1. 1.
    +1
    elazığ'da 6 bloktan oluşan doğukent mahallesinde bulunan bir siteye taşınmıştık. sitenin tek yeşil alanı bloklar arasında bulunan yosunlu havuzun etrafındaki 3-5 ağaçtan ibaretti. sadece yapraklarını hatırlıyorum, iyi patlıyorlardı isimleri de pek önemli değil zaten. mahalleye taşınıp yerleştikten bir hafta sonra babam dibinde bir karış mil, onlarca pet şişe, kola kutuları, vita yağ tenekeleri bulunan havuzu temizlemeye koyuldu, kimse de yardım etmedi. tek başına havuzu temizleyip sivrice gölünden ve keban barajından tuttuğu balıkları getirip havuza bıraktı. ben en çok kırmızıları seviyordum diğerlerini görmek için havuzun kenarına yüzükoyun uzanmak gerekiyordu.

    hikayeyi uzatmayayım orada 5 sene kaldık, mahalleden ayrılana kadar balıklar üreyip çoğaldılar kimse bakmadı onlara ama kimse de zarar vermeyi düşünmedi. elazığ'dan ayrılıp muğla'ya geldik bir ay sonra babam merkezde oturan yakın arkadaşlarından birini arayıp balıkları sordu. bizim taşınmamızı bekliyorlarmış meğerse daha doğrusu babamın. balıkları muhtemelen ayrıldığımız gün tutup ızgaraya dizmişler. aslında onlara bakmak çok basitti ayda bir havuza girip temizlik yapılacak -ya da havuza çöp atılmayacak bu daha kesin bir çözüm- ve her gün sofranın üzerinde kalan kırıntıları havuza silkeceksin.

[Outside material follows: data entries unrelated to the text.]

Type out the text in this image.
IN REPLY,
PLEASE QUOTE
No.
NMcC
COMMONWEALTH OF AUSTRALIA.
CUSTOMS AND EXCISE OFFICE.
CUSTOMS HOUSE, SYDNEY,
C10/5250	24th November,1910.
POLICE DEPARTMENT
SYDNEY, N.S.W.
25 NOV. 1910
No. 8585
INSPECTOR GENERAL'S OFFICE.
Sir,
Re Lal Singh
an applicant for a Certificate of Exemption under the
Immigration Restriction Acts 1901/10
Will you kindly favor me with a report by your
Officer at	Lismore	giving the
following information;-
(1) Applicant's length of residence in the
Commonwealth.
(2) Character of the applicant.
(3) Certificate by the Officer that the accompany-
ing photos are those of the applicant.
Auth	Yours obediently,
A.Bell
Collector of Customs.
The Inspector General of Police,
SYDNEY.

    hayat böyle demek ki birileri güzelleştirmeye çalışır sonra birileri gelir yapılanları birer birer yok edip yıllar öncesine dönmeye çalışır.

    bir başka konu ise 6 bloktan sadece bizim apartmanın zemin katında mescit vardı. kış aylarında eğer kapısı da kilitli değilse burada vakit geçirirdik. mescide bir takım sakallı sarıklı abilerimiz gelir gecenin belli saatlerine kadar hu hu hu hu çekerlerdi. kimsenin onlarla bir sorunu yoktu. bazen de -biz çocuklar onlara ninja diyorduk- sadece gözleri görünen ablalar gelirdi. yıllar sonra anladım ki onların davası da balıkmış. bizim davamız ninjalarla değildi. şimdi farkediyorum ki 100 yıl veya 5 yıl herhangi bir önemi yok insanlar içinde yaşadıkları taku özleyeceklerdir ve değiştirene kin ve nefretle bakacaklardır. o insanların gözünde değişim takun ta kendisidir, tak varsa tak olarak kalmalıdır biçimin önemi yok.

    sonra babam bir akvaryum aldı, balıklarına kendi evinde bakıyor, o katillerden ve tak sevdalılardan balığını korumak için kamuya açık yerlerde beslemiyor. bence balık her zaman güzellik değil bir noktada da temizliktir hafıza olarak temizlenmiş sayılırız bu da bir havuzun temizliğinden daha kısa süren biz temizliktir. yine de ışığın arkasındaki balıkçının bizi meze yapacağını bildiğmiz için karanlığa yüzüyoruz çünkü aydınlık bizi sobeletecek,

    babamın atladığı şey de bu, biz akvaryum balığı değiliz, sokaklarda büyüdük ve tak seviciler her yerdeler, temizlemek bir havuzdan daha uzun bir süre alacak veya temizlenmek. es geçtikleri veya bilmedikleri en büyük ayrıntı ise karanlıkta kalanların bir kısmının kendini köpek zannetmesi sorun şu ki hiçbirinin tasması yok ve karanlıkta kalan bir köpeği henüz hiç kimse görmedi.